File Figure Description
Fig1_revised_pipeline.png 1 End-to-end measurement-prioritization pipeline
Fig2_Structural_Ambiguity.pdf 2 Structural ambiguity under partial metabolomics
Fig3_operator_stability_heatmap.png 3 Operator stability under perturbation regimes
Fig4_jl_vs_randproj_validation.png 4 Fixed-scale normalization validation
Fig5_global_hard_subset_benchmark.png 5 Global oracle-recovery performance
Fig6_per_dataset_benchmark.png 6 Per-dataset commutator vs variance
Fig7_pathway_heterogeneity.png 7 Pathway-level performance heterogeneity
Fig8_commutator_mechanism.png 8 External validation across five cohorts
Fig9_Citrulline_validation.png 9–10 Commutator mechanism and Citrulline recovery

Citation

Anas Enoch. Commutator-Based Prioritization of Metabolite Measurements under
Partial Observability. Manuscript in preparation, 2026.
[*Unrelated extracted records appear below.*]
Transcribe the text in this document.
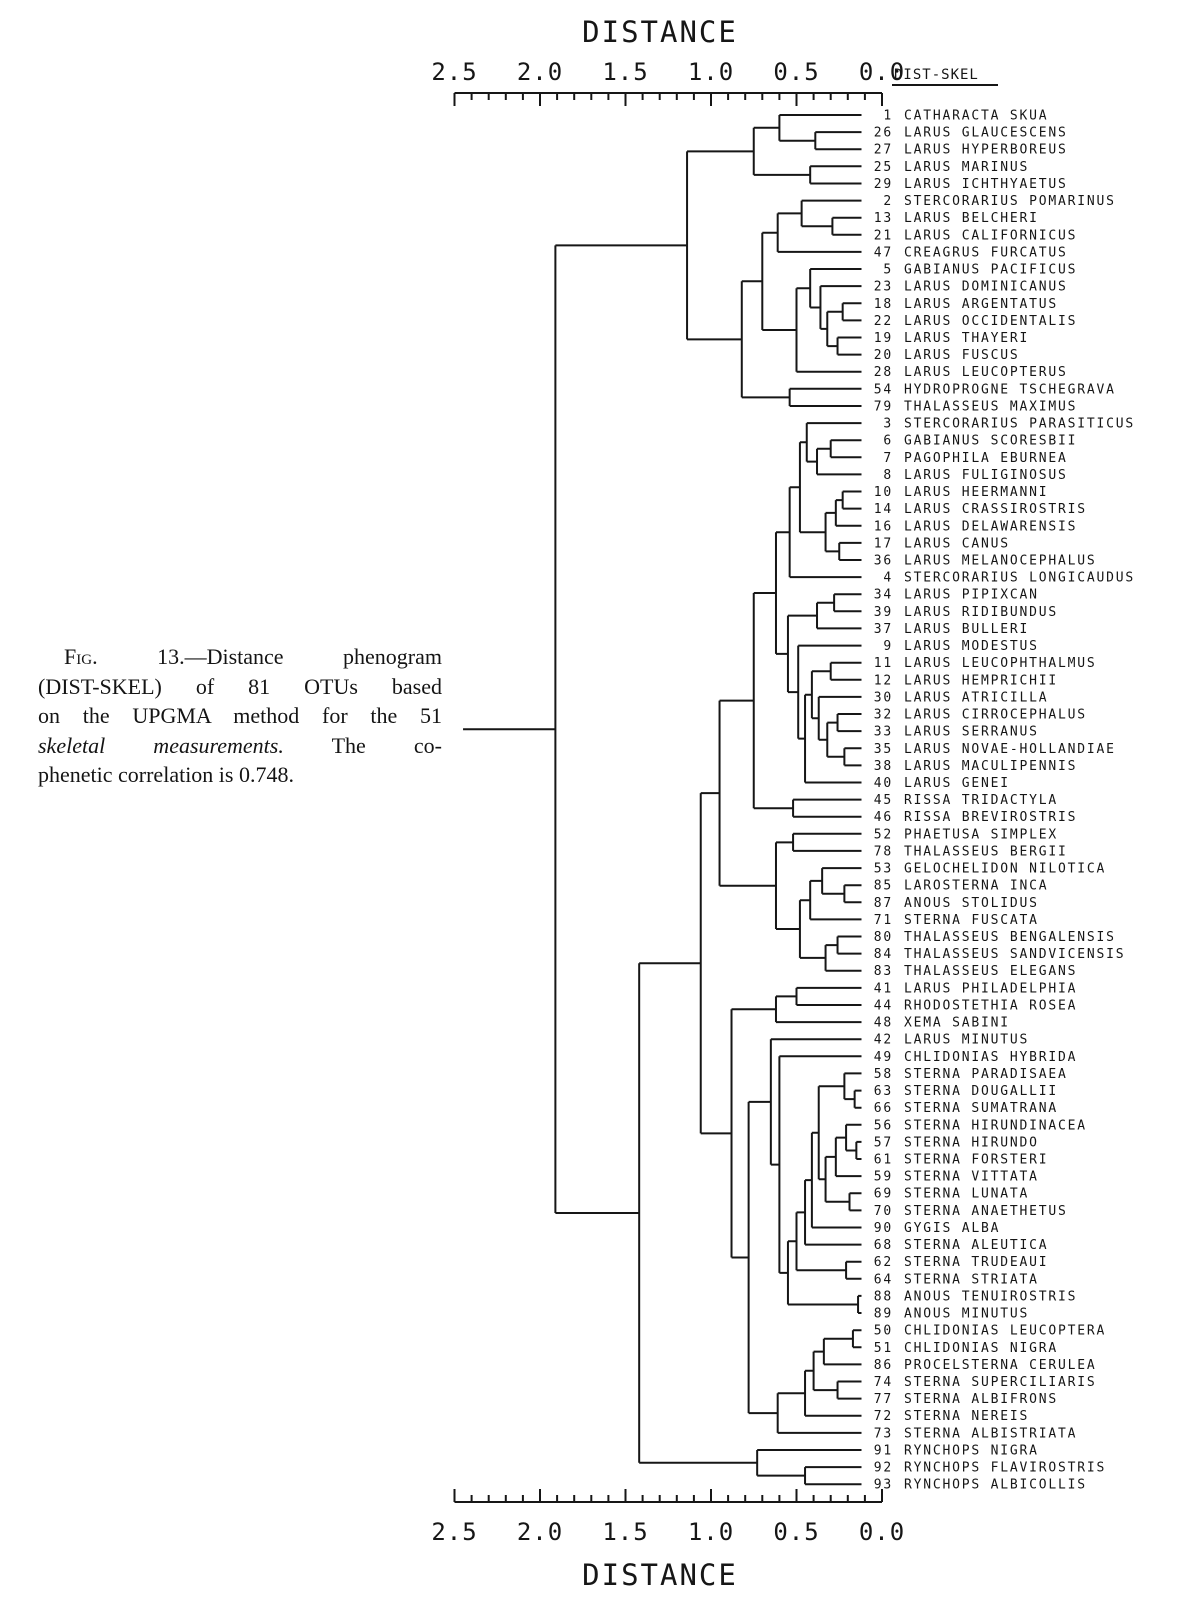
DISTANCE
DIST-SKEL
2.5 2.0 1.5 1.0 0.5 0.0
2.5 2.0 1.5 1.0 0.5 0.0
DISTANCE
1 CATHARACTA SKUA
26 LARUS GLAUCESCENS
27 LARUS HYPERBOREUS
25 LARUS MARINUS
29 LARUS ICHTHYAETUS
2 STERCORARIUS POMARINUS
13 LARUS BELCHERI
21 LARUS CALIFORNICUS
47 CREAGRUS FURCATUS
5 GABIANUS PACIFICUS
23 LARUS DOMINICANUS
18 LARUS ARGENTATUS
22 LARUS OCCIDENTALIS
19 LARUS THAYERI
20 LARUS FUSCUS
28 LARUS LEUCOPTERUS
54 HYDROPROGNE TSCHEGRAVA
79 THALASSEUS MAXIMUS
3 STERCORARIUS PARASITICUS
6 GABIANUS SCORESBII
7 PAGOPHILA EBURNEA
8 LARUS FULIGINOSUS
10 LARUS HEERMANNI
14 LARUS CRASSIROSTRIS
16 LARUS DELAWARENSIS
17 LARUS CANUS
36 LARUS MELANOCEPHALUS
4 STERCORARIUS LONGICAUDUS
34 LARUS PIPIXCAN
39 LARUS RIDIBUNDUS
37 LARUS BULLERI
9 LARUS MODESTUS
11 LARUS LEUCOPHTHALMUS
12 LARUS HEMPRICHII
30 LARUS ATRICILLA
32 LARUS CIRROCEPHALUS
33 LARUS SERRANUS
35 LARUS NOVAE-HOLLANDIAE
38 LARUS MACULIPENNIS
40 LARUS GENEI
45 RISSA TRIDACTYLA
46 RISSA BREVIROSTRIS
52 PHAETUSA SIMPLEX
78 THALASSEUS BERGII
53 GELOCHELIDON NILOTICA
85 LAROSTERNA INCA
87 ANOUS STOLIDUS
71 STERNA FUSCATA
80 THALASSEUS BENGALENSIS
84 THALASSEUS SANDVICENSIS
83 THALASSEUS ELEGANS
41 LARUS PHILADELPHIA
44 RHODOSTETHIA ROSEA
48 XEMA SABINI
42 LARUS MINUTUS
49 CHLIDONIAS HYBRIDA
58 STERNA PARADISAEA
63 STERNA DOUGALLII
66 STERNA SUMATRANA
56 STERNA HIRUNDINACEA
57 STERNA HIRUNDO
61 STERNA FORSTERI
59 STERNA VITTATA
69 STERNA LUNATA
70 STERNA ANAETHETUS
90 GYGIS ALBA
68 STERNA ALEUTICA
62 STERNA TRUDEAUI
64 STERNA STRIATA
88 ANOUS TENUIROSTRIS
89 ANOUS MINUTUS
50 CHLIDONIAS LEUCOPTERA
51 CHLIDONIAS NIGRA
86 PROCELSTERNA CERULEA
74 STERNA SUPERCILIARIS
77 STERNA ALBIFRONS
72 STERNA NEREIS
73 STERNA ALBISTRIATA
91 RYNCHOPS NIGRA
92 RYNCHOPS FLAVIROSTRIS
93 RYNCHOPS ALBICOLLIS
Fig. 13.—Distance phenogram
(DIST-SKEL) of 81 OTUs based
on the UPGMA method for the 51
skeletal measurements. The co-
phenetic correlation is 0.748.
External cohort citations:

Sindelar M et al. Longitudinal metabolomics of human plasma reveals prognostic markers of COVID-19 disease severity. Cell Reports Medicine 2(8):100369, 2021. Metabolomics Workbench ST001849.

Mathew D et al. Nucleotide, phospholipid, and kynurenine metabolites are robustly associated with COVID-19 severity. Metabolomics Workbench ST002829, 2021.


Contact

Anas Enoch, MD Mohammed VI University of Health Sciences (UM6SS), Casablanca, Morocco

Scripts in results/scripts/active/ are the source of truth if outputs disagree.